Обе итальянки выказали большой такт в обращении с Жанной; говорили мало, вопреки свойственным этому народу говорливости и темпераменту; но все их слова и действия были полны уважения и сострадания.

Очень нежно и осторожно, с моей помощью, молодая итальянка обмерила детей, и по её лицу несколько раз пробежала судорога какой-то внутренней боли. Очевидно, и её сердце уже знало драму любви и скорби.

Старшая дама в это время успела снять мерку с Жанны, хотя та и уверяла, что ей ничего не надо, но вот всё детское бельё и платье у неё стащили на пароходе моментально.

Нежно улыбаясь Жанне, дамы вышли. Я последовал за ними, а И., задержавшись возле детей, догнал нас уже на нижней палубе, где сейчас устанавливали сходни.

Пароход должен был простоять в порту весь день, так что спешить было незачем. Но И. хотел поскорее купить детям игрушки, чтобы они, проснувшись, легче выдержали постельный режим.

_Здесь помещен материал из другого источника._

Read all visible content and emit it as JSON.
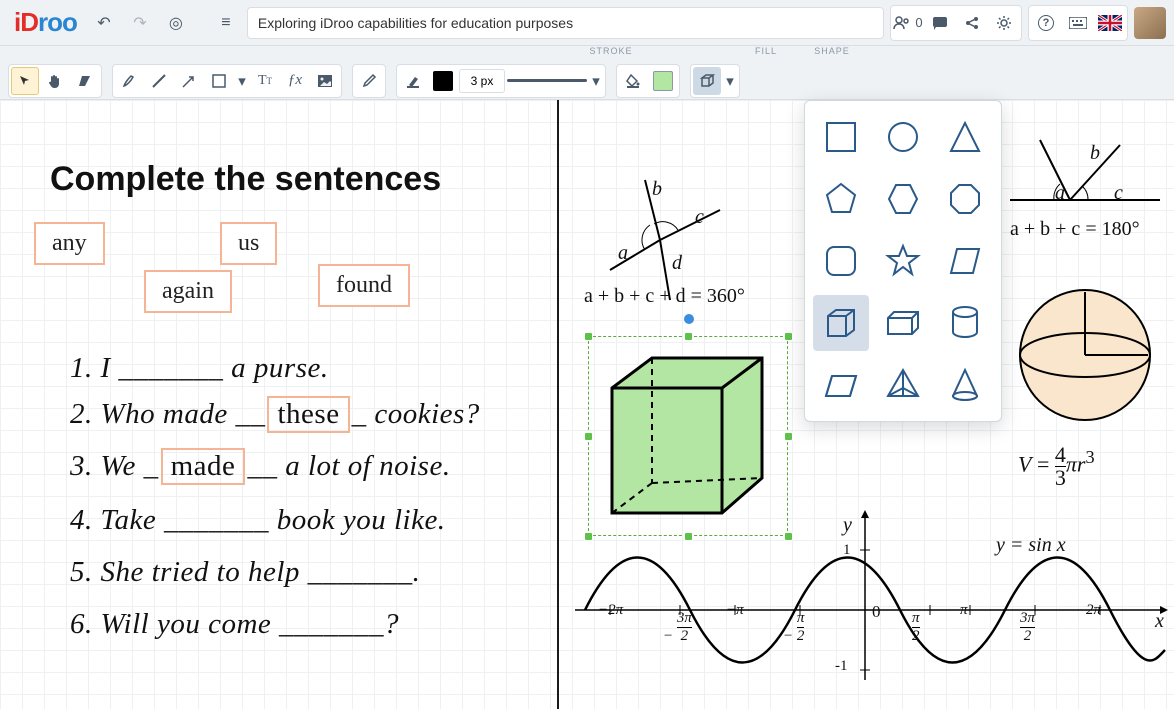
{
  "header": {
    "logo_i": "iD",
    "logo_d": "roo",
    "title": "Exploring iDroo capabilities for education purposes",
    "user_count": "0"
  },
  "toolbar": {
    "labels": {
      "stroke": "STROKE",
      "fill": "FILL",
      "shape": "SHAPE"
    },
    "stroke_width": "3 px",
    "stroke_color": "#000000",
    "fill_color": "#b3e6a3"
  },
  "left": {
    "heading": "Complete the sentences",
    "words": {
      "any": "any",
      "us": "us",
      "again": "again",
      "found": "found"
    },
    "s1": "1. I _______ a purse.",
    "s2a": "2. Who made __",
    "s2b": "these",
    "s2c": "_ cookies?",
    "s3a": "3. We _",
    "s3b": "made",
    "s3c": "__ a lot of noise.",
    "s4": "4. Take _______ book you like.",
    "s5": "5. She tried to help _______.",
    "s6": "6. Will you come _______?"
  },
  "math": {
    "eq1": "a + b + c + d = 360°",
    "labels1": {
      "a": "a",
      "b": "b",
      "c": "c",
      "d": "d"
    },
    "eq2": "a + b + c = 180°",
    "labels2": {
      "a": "a",
      "b": "b",
      "c": "c"
    },
    "volume": "V = (4/3)πr³",
    "sin": "y = sin x",
    "axis": {
      "ylab": "y",
      "xlab": "x",
      "one": "1",
      "neg1": "-1",
      "zero": "0",
      "t_m2pi": "−2π",
      "t_m3pi2": "3π/2",
      "t_mpi": "−π",
      "t_mpi2": "π/2",
      "t_pi2": "π/2",
      "t_pi": "π",
      "t_3pi2": "3π/2",
      "t_2pi": "2π"
    }
  },
  "chart_data": {
    "type": "line",
    "title": "y = sin x",
    "xlabel": "x",
    "ylabel": "y",
    "x": [
      "-2π",
      "-3π/2",
      "-π",
      "-π/2",
      "0",
      "π/2",
      "π",
      "3π/2",
      "2π"
    ],
    "values": [
      0,
      1,
      0,
      -1,
      0,
      1,
      0,
      -1,
      0
    ],
    "ylim": [
      -1,
      1
    ]
  },
  "shapes_popover": {
    "items": [
      "square",
      "circle",
      "triangle",
      "pentagon",
      "hexagon",
      "octagon",
      "rounded-square",
      "star",
      "parallelogram",
      "cube",
      "cuboid",
      "cylinder",
      "prism",
      "pyramid",
      "cone"
    ],
    "selected": "cube"
  }
}
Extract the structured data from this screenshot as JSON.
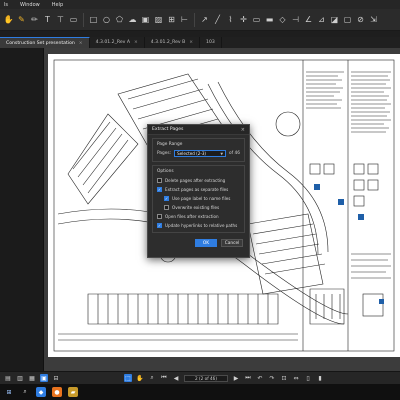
{
  "menu": {
    "items": [
      "ls",
      "Window",
      "Help"
    ]
  },
  "toolbar": {
    "accent": "#f0b429"
  },
  "tabs": [
    {
      "label": "Construction Set presentation",
      "active": true
    },
    {
      "label": "4.3.01.2_Rev A",
      "active": false
    },
    {
      "label": "4.3.01.2_Rev B",
      "active": false
    },
    {
      "label": "103",
      "active": false
    }
  ],
  "dialog": {
    "title": "Extract Pages",
    "close": "×",
    "page_range": {
      "group_title": "Page Range",
      "pages_label": "Pages:",
      "selected_value": "Selected (2-3)",
      "of_label": "of 46"
    },
    "options": {
      "group_title": "Options",
      "delete_pages": {
        "label": "Delete pages after extracting",
        "checked": false
      },
      "separate_files": {
        "label": "Extract pages as separate files",
        "checked": true
      },
      "use_page_label": {
        "label": "Use page label to name files",
        "checked": true
      },
      "overwrite": {
        "label": "Overwrite existing files",
        "checked": false
      },
      "open_files": {
        "label": "Open files after extraction",
        "checked": false
      },
      "update_hyperlinks": {
        "label": "Update hyperlinks to relative paths",
        "checked": true
      }
    },
    "ok_label": "OK",
    "cancel_label": "Cancel"
  },
  "status": {
    "page_field": "2 (2 of 46)"
  },
  "colors": {
    "accent_blue": "#2f7de1",
    "dark_bg": "#1e1e1e"
  }
}
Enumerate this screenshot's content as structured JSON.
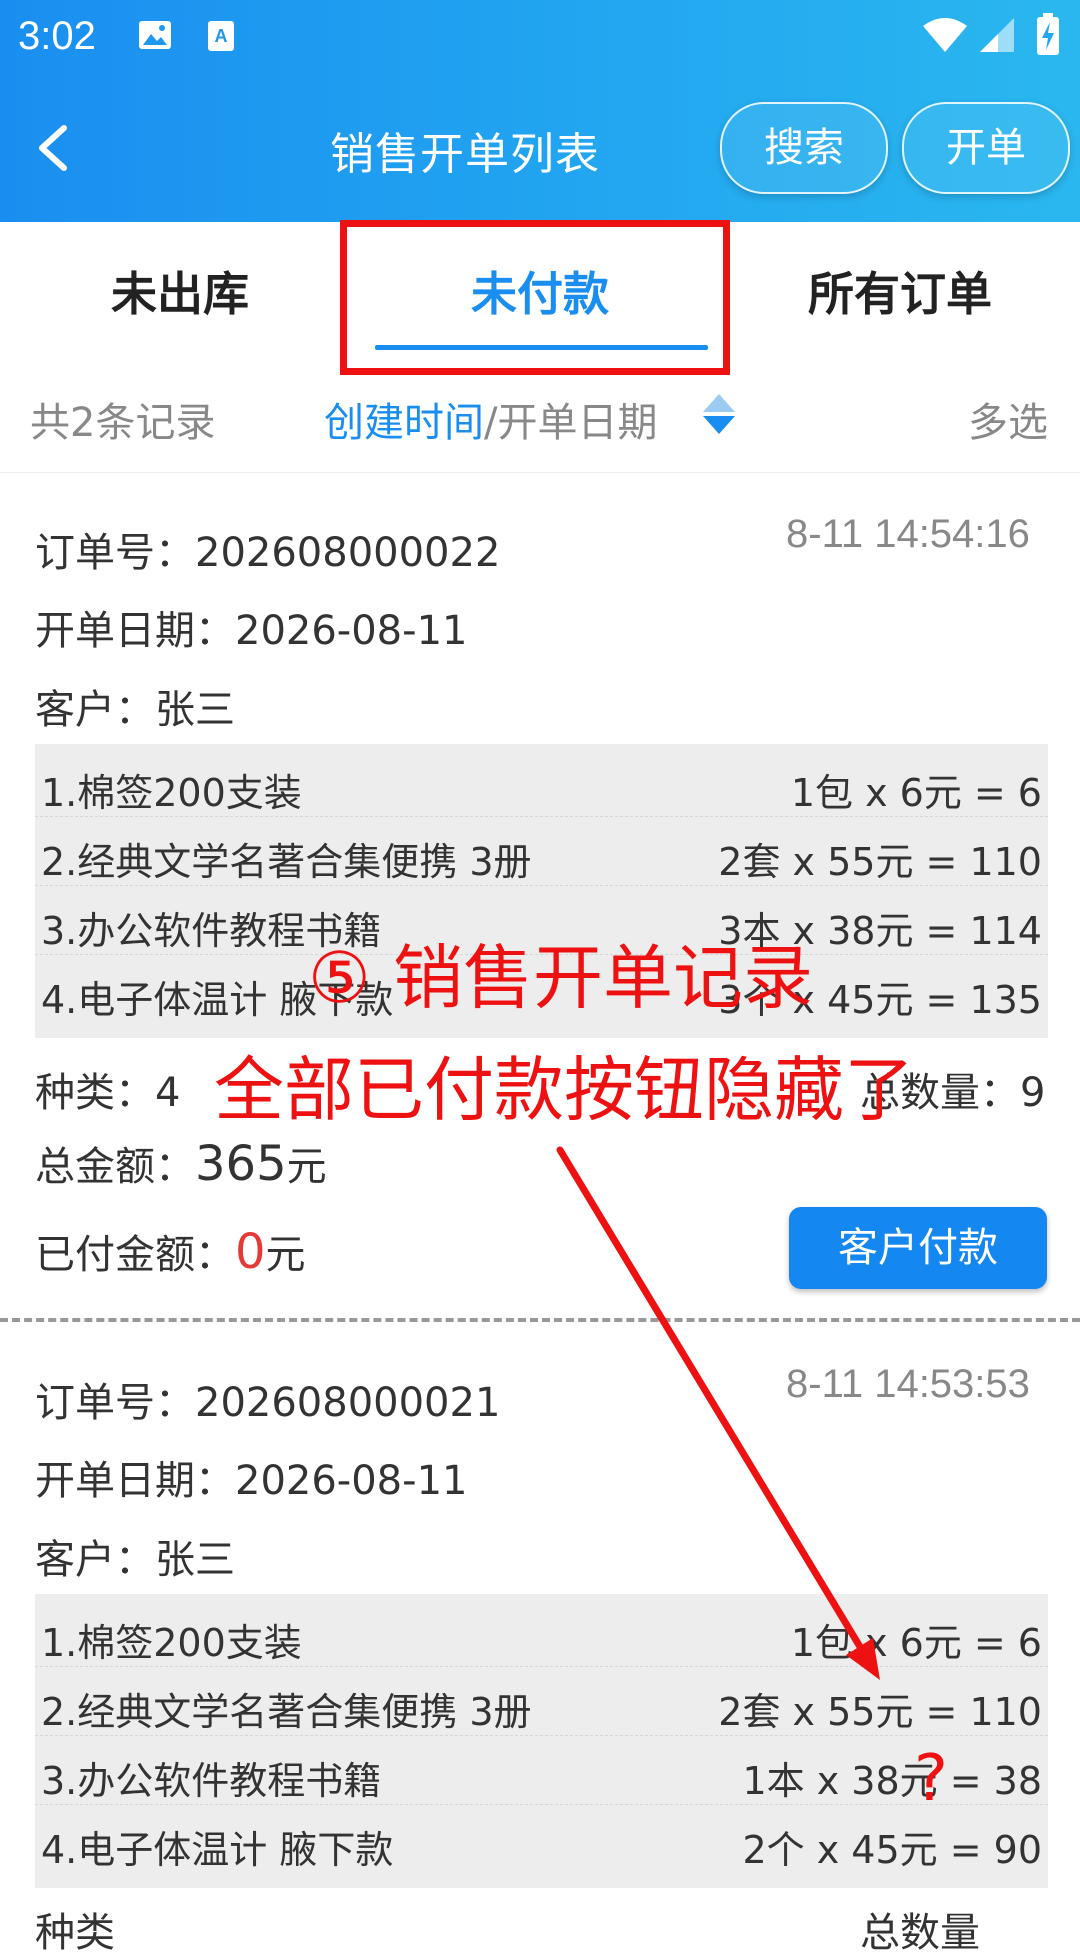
{
  "status_bar": {
    "time": "3:02"
  },
  "header": {
    "title": "销售开单列表",
    "search_label": "搜索",
    "create_label": "开单"
  },
  "tabs": [
    {
      "label": "未出库"
    },
    {
      "label": "未付款"
    },
    {
      "label": "所有订单"
    }
  ],
  "filter": {
    "count_text": "共2条记录",
    "sort_primary": "创建时间",
    "sort_sep": "/",
    "sort_secondary": "开单日期",
    "multi_select": "多选"
  },
  "orders": [
    {
      "order_label": "订单号：",
      "order_no": "202608000022",
      "created": "8-11 14:54:16",
      "date_label": "开单日期：",
      "date": "2026-08-11",
      "customer_label": "客户：",
      "customer": "张三",
      "items": [
        {
          "name": "1.棉签200支装",
          "calc": "1包 x 6元 = 6"
        },
        {
          "name": "2.经典文学名著合集便携 3册",
          "calc": "2套 x 55元 = 110"
        },
        {
          "name": "3.办公软件教程书籍",
          "calc": "3本 x 38元 = 114"
        },
        {
          "name": "4.电子体温计 腋下款",
          "calc": "3个 x 45元 = 135"
        }
      ],
      "kinds_label": "种类：",
      "kinds": "4",
      "qty_label": "总数量：",
      "qty": "9",
      "total_label": "总金额：",
      "total": "365",
      "paid_label": "已付金额：",
      "paid": "0",
      "unit": "元",
      "pay_button": "客户付款"
    },
    {
      "order_label": "订单号：",
      "order_no": "202608000021",
      "created": "8-11 14:53:53",
      "date_label": "开单日期：",
      "date": "2026-08-11",
      "customer_label": "客户：",
      "customer": "张三",
      "items": [
        {
          "name": "1.棉签200支装",
          "calc": "1包 x 6元 = 6"
        },
        {
          "name": "2.经典文学名著合集便携 3册",
          "calc": "2套 x 55元 = 110"
        },
        {
          "name": "3.办公软件教程书籍",
          "calc": "1本 x 38元 = 38"
        },
        {
          "name": "4.电子体温计 腋下款",
          "calc": "2个 x 45元 = 90"
        }
      ],
      "kinds_label": "种类",
      "qty_label": "总数量"
    }
  ],
  "annotations": {
    "step": "⑤ 销售开单记录",
    "note": "全部已付款按钮隐藏了",
    "question": "?",
    "color": "#ee1111"
  },
  "icons": [
    "image-icon",
    "font-app-icon",
    "wifi-icon",
    "signal-icon",
    "battery-charging-icon",
    "back-arrow-icon",
    "sort-toggle-icon"
  ]
}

Городок был живописен. С массой зелени, огромными садами, редкостной растительностью и красивыми, почти сплошь одноэтажными домами, большей частью белыми, он был очень уютен.

Мы отыскали игрушечный магазин, набрали кучу самых разных игрушек и отправили их Жанне, скорбные глаза которой всё стояли передо мной.

Мне хотелось самому отнести покупки, но И. шепнул, что мы должны проводить дам в другие магазины, отвести на пароход, а затем ещё спешно навестить одного из друзей, где нас могут ждать известия.

Быть может, нам придётся свернуть на лошадях к турецкой границе и добираться в Константинополь сушей, что и дольше и труднее.

Я пришёл в ужас. "А Жанна?" - хотел я крикнуть. Но И. приложил палец к губам, взял меня под руку и ответил на какой-то вопрос старшей итальянки.

Я так был потрясён возможной разлукой с Жанной, печалился её дальнейшей судьбой, что в моё сердце словно вонзилась заноза. Я мгновенно превратился в "Лёвушку-лови ворон", забыв обо всём, и если бы не твёрдая рука И., я бы, наверное, застыл на месте.

- Подумай, разве мог Флорентиец быть столь рассеянным, невоспитанным и нелюбезным. Иди, предложи руку молодой даме и будь ей таким кавалером, каким ты желал бы выглядеть в глазах Жанны, если бы тебе пришлось её провожать. Вежливость обязательна для друга Флорентийца, - услышал я шёпот И.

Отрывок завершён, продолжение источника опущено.